Last night my writing coach asked me to revisit two authors whose work I had mentioned as points of reference for this project.
They were Viktor Frankl, who wrote Man’s Search for Meaning after his time interned in various concentration camps during the Second World War, and Albert Camus, a philosopher who fought in the French Resistance and wrote The Myth of Sisyphus.
The summary line in Frankl’s book was this:
“Everything can be taken from a man but one thing: the last of the human freedom — to choose one’s attitude in any given set of circumstances, to choose one’s own way.”
And here’s Camus’s:
“Man stands face to face with the irrational. He feels within him his longing for happiness and for reason. The absurd is born of this confrontation between the human need and the unreasonable silence of the world.”
Both were prolific, highly respected writers whose work I deeply admire.
So, when asked to create a thesis for this book as succinct as theirs, I felt a bit panicked. Tall order, I scrawled next to the to-do item when I added it to my list for the day.
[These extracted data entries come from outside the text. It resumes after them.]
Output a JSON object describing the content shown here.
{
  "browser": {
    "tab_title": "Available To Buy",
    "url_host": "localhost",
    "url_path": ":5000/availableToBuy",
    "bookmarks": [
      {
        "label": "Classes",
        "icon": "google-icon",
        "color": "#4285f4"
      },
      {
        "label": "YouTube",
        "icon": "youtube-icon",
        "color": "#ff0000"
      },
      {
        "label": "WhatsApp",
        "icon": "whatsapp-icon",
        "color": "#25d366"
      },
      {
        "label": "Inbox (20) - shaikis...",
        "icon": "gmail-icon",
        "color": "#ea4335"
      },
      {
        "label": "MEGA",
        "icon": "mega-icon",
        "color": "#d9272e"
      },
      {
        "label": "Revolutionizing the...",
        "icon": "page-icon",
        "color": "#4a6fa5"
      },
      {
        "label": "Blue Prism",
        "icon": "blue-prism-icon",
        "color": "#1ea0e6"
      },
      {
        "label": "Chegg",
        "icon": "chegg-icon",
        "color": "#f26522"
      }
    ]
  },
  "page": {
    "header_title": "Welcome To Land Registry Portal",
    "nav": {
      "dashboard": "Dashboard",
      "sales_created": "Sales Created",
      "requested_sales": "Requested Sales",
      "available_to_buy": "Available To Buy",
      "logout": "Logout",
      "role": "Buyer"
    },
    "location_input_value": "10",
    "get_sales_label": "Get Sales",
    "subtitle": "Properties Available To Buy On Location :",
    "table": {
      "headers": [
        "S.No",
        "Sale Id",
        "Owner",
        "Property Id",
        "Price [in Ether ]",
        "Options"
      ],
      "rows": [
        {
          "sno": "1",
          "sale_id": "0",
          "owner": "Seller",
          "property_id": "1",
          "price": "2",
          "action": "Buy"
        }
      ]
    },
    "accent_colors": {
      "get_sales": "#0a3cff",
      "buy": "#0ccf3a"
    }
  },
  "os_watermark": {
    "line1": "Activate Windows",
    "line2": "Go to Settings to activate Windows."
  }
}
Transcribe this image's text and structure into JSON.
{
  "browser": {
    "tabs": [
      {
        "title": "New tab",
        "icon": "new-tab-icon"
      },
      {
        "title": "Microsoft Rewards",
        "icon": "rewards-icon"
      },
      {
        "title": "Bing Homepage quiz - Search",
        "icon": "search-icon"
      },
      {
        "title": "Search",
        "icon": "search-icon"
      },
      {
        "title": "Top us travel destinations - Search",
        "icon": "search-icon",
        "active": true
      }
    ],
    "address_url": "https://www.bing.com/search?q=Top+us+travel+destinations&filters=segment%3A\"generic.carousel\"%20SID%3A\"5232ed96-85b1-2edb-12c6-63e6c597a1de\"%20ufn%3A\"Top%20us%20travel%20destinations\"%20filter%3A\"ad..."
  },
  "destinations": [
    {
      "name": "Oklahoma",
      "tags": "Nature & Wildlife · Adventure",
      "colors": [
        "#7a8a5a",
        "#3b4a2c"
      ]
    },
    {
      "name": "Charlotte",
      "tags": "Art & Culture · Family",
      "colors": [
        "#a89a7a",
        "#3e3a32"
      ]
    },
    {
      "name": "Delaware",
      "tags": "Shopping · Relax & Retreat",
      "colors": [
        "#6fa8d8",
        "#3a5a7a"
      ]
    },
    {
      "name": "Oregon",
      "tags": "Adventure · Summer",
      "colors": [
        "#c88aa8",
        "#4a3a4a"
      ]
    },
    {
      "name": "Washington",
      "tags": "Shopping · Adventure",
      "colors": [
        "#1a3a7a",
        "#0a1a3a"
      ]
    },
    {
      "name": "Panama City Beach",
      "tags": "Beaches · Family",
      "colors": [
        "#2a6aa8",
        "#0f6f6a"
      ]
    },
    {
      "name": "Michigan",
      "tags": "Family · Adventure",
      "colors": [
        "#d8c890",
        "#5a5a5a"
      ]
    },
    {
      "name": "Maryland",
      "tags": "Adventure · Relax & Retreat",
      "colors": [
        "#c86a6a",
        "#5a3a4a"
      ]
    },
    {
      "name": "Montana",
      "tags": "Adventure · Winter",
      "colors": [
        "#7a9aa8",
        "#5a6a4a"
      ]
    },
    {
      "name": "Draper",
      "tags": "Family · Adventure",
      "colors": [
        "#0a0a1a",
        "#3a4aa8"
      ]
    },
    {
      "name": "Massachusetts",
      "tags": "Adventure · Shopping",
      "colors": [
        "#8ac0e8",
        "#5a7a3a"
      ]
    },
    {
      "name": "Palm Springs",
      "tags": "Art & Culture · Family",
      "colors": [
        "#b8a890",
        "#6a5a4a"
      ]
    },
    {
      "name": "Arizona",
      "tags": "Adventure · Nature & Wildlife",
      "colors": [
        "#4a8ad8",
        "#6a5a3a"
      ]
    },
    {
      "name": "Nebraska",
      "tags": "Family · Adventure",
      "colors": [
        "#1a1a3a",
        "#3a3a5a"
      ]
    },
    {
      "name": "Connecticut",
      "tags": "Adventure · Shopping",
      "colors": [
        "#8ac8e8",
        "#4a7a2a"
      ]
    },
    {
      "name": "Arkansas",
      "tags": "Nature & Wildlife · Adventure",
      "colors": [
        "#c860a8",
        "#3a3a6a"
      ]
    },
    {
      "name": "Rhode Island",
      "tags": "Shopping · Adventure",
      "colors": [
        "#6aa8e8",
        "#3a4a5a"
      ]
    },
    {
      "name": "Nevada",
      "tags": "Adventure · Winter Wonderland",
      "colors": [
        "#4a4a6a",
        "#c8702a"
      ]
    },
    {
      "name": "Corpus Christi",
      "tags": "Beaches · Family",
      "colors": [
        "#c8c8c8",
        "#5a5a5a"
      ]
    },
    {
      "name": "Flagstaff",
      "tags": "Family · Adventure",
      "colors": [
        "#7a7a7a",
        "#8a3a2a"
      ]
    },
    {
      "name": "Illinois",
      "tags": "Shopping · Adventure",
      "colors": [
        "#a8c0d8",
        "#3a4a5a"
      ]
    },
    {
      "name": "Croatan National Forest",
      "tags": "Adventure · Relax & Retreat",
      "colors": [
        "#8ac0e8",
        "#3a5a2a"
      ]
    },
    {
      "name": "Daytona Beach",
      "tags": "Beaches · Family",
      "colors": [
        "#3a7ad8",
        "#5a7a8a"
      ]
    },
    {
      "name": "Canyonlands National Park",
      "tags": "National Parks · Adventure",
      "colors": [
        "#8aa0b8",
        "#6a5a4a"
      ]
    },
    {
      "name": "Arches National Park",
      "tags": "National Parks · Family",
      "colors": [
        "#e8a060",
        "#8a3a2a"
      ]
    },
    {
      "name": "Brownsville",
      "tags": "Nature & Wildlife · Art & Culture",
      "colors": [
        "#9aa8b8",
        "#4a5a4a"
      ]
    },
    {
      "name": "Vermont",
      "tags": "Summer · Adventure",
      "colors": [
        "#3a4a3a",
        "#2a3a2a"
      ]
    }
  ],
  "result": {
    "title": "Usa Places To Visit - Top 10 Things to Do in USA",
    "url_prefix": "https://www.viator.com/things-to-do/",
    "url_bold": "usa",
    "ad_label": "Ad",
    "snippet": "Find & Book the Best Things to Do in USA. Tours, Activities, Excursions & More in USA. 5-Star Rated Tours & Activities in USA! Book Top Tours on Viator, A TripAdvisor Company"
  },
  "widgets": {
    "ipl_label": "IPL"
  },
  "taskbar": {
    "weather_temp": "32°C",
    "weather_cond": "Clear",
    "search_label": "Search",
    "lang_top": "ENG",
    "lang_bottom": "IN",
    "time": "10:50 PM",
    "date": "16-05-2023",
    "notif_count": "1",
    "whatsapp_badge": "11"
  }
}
I slept on it. I journalled. I did other work. I procrastinated on Wikipedia, reading about their lives in search of even a tiny thread of similarity between us.
(Plenty between the two of them, not so much with me.)
About 4pm this afternoon, cooking in my own frustration by the fire, and missing out on playing with Obi and his puppy papa in the field next door, I thought, Screw it. I’m going outside. Something will come to me.
Something did, and it was advice that I have given others many times.
Comparison is the thief of joy.
I’m not trying to write my own version of The Myth of Sisyphus or Man’s Search for Meaning. I’m trying to write The Draft. The fact that I’ve never been in a war zone or a prison has nothing to do with whether I have something useful to say.
The gap I needed to close today was in the self-assurance that’s necessary to make such a bold statement about my work, without worrying if anyone thinks I have the right or experience to do so.
I also had to remind myself that I was comparing my draft with their final, published version.
Writing such a self-assured and bold statement doesn’t happen in one take.
It starts as a page, then a paragraph, and then a few different versions of that paragraph, and finally, maybe it gets whittled down to a couple of perfect lines.
So my point today, , is that when you’re writing — or doing anything challenging, for that matters — try to remember that comparing your work to someone else’s will steal all the joy from the process.
Yes, there’s benefit in studying other people’s work. But holding yours up next to theirs, as the small child in you start to cry over all the ways it’s not perfect… that doesn’t help.
Try to keep some fun in your writing. It’s no good doing it if it’s always dead serious.
Experiment with interesting words, chase down that flow state that makes your body zing, make things up to amuse yourself.
Stand in the window as the thief tries to climb up to steal what’s yours, and slam it shut.
Your writing belongs to you, and its gifts belong to you, so protect your precious joy. It’s the ever-burning fire that will keep you going.